At one point within those five days she asked me if I wanted to know how she got a recent leg injury.  I said sure.  She stared at me blankly for the next 20 seconds before finally coming back to reality.  When she finally got around to telling her story it went like this: "I was walking up the stairs to my apartment and somebody threw a rock at my leg.  I think it was a police man.  But when I turned around nobody was there."  Now, I wanted to debate the plausibility of this story as much as I want to debate the plausibility of one of my family's ghost stories, but I bit my tongue and decided to go along with it.  The last day I decide to clean one of the bathtubs we are displaying.  Sandy takes the opportunity to complement me on my cleaning skills, which I kind of appreciated, sort of.  What she said next, I didn't appreciate.  "You must get your cleaning skills from your mom.  I'm sure she's great at cleaning bathrooms."  Whoa!  That is not something you want to say to a Latino, especially one that comes from such a proud family.  We appreciate hard labor and our family comes from humble beginnings, but my mom is a teacher and a health educator.  Assuming she's a housekeeper is a no-no.  But before I unleashed hell on Sandy, I sat back and took a breath.  She's old, ignorant and obviously confused, I told myself.  What's the point of getting mad at her.  She doesn't understand what she's saying.  For Christ sake, she thinks a police officer threw a rock and her leg and then disappeared.  I let it go.

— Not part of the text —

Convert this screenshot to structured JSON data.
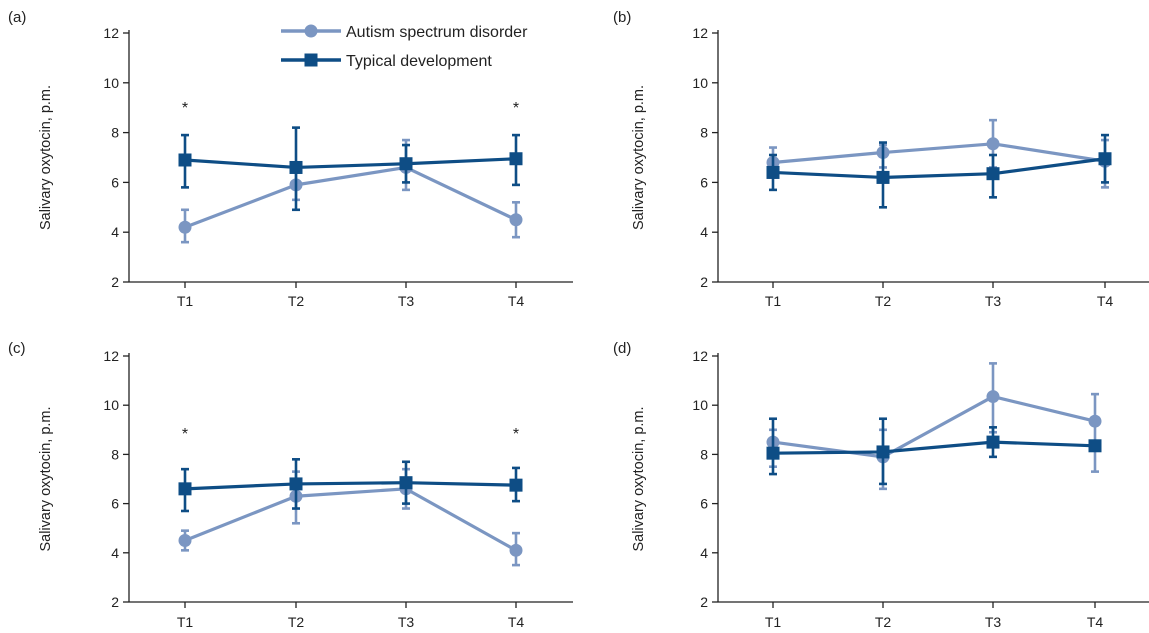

An hour later I got a text from my boss, Jen that she was coming over to visit us.  At this time I am very mad at Jen for putting me with Sandy for five fucking days!  I tell myself I'm going to give Jen a piece of my mind when she comes by.  When I finally see her approach the booth Sandy is looking at some Tupperware in another section.  Perfect time to vent to Jen.  But when Jen approached the first thing she did was hug me.  Confused, I embraced her back.  She thanked me.  "I'm so sorry for putting you with her for five days.  But you are the only person I know who is patient enough to deal with her.  Thank you.  I know how tough it must have been, but I knew you could handle it better than anyone.  Don't worry, you don't have to work with her again."  Jen just called me patient.  Someone called me patient!  When Jen wrote me a letter of recommendation highlighting my patience I finally realized Sandy's significance in this chapter in my life.  I achieved my goal and my life is better because of that.  I guess what I'm trying to say is that you never know how important certain people are in your life until much later.  And although I like to laugh at the memories of working with Sandy, I do appreciate the impact she had on my life.  This is the 3 year and 1 month anniversary of the first time I wrote a blog post, but it's also the two year anniversary from the last time I worked with Sandy.  Stay Guapo out there!